A rainy day, a bare street, and silver water dripping from the tips of the garlands as the Strip District fades into dusk. I expected this sight to be somber, not festive, but somehow, I sensed the holiday more clearly here than I have anywhere else in Pittsburgh to date — the deep gray of the day contrasting the garland into a brighter green, a rain-splattered hand-written sign, and the cherry red bows gleaming brightly despite the twilight.
It’s two days after Christmas, the day that my extended Grove family gets together to exchange gifts wrapped in glittery paper and eat homemade ice cream cake off my grandmother’s Lenox china. We’ve just finished our traditional supper of potato roll sandwiches, seven-layer salad, Kay & Ray’s potato chips, and homemade Chex mix served buffet-style, right to left, across Grandma’s kitchen counter, and I have just commented to somebody that I can mark my growing up like a timeline by recalling my annual reaction to this 25-year-old menu: the elementary school year I first put mayonnaise on my potato roll sandwich, the high school year during which I abstained from mayonnaise, the college years when I ate everything like normal again.
My mom, the piano teacher, has just sat down at Grandma’s upright piano to play Christmas carols.

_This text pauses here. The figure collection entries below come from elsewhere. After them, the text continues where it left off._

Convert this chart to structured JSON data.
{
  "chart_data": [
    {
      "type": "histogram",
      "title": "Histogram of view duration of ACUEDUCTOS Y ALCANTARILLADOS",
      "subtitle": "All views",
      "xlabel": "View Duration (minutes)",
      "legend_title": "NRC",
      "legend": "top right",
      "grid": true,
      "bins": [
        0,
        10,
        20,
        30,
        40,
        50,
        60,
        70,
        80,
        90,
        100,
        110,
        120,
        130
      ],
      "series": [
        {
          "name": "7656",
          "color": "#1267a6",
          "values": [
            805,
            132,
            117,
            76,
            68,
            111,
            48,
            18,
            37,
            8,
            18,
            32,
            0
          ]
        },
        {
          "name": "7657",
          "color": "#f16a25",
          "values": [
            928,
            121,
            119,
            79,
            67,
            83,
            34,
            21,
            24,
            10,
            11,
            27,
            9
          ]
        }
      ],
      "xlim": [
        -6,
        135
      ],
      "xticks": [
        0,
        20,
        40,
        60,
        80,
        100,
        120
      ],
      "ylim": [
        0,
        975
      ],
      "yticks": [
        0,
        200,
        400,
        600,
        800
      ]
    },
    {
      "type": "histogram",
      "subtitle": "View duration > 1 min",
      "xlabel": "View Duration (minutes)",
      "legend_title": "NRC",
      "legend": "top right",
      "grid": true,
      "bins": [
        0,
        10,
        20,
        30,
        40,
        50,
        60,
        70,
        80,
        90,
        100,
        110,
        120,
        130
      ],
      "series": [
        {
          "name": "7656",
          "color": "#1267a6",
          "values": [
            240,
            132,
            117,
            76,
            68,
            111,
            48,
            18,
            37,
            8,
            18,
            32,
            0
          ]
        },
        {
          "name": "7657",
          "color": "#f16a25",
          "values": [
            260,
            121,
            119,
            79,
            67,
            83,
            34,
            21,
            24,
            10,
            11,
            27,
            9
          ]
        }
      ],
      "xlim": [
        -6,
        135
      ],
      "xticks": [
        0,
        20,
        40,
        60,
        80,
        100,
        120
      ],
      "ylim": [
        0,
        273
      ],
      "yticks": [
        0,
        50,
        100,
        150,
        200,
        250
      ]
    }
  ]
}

One my one, my family puts down their dinner plates and surrounds her to sing, my father with his rich bass, my aunt’s contralto, my two brothers’ bass and tenor, my 90-year-old grandma’s warbling-yet-on-pitch soprano, and the alto and soprano parts that my mother, sister, and I seamlessly trade back and forth like playground candy. Our voices blend like Brethren-in-Christ memories, smoothing over rough textures and varnished pews. My immediate family used to sing together in front of the church on Sunday mornings, a fact which I’d almost forgotten, but by my mom’s elbow with my siblings pressed in around a hymnal that predates all of us, I somehow feel that if we were all to rise out of our seats and through the ceiling, our singing could shield us in a world of no sadness like a cord of three strands not easily broken.
I glance over my shoulder to find my boyfriend Jon standing slightly away from the group, his iPhone out, intently studying the screen. “Who are you texting, hon?” I say, feeling hurt.
Jon glances up at me, surprised. “I’m following the words,” he says, and then he joins in to the fourth verse of “O Come, All Ye Faithful,” an eager magnificent bass. I turn back around to face the open hymnal before me, a smile playing on my lips as we’re joined by my sister’s fiancé, and I flap my arms to get us all to laugh and sing the chorus a bit louder, lifting all of us into the night.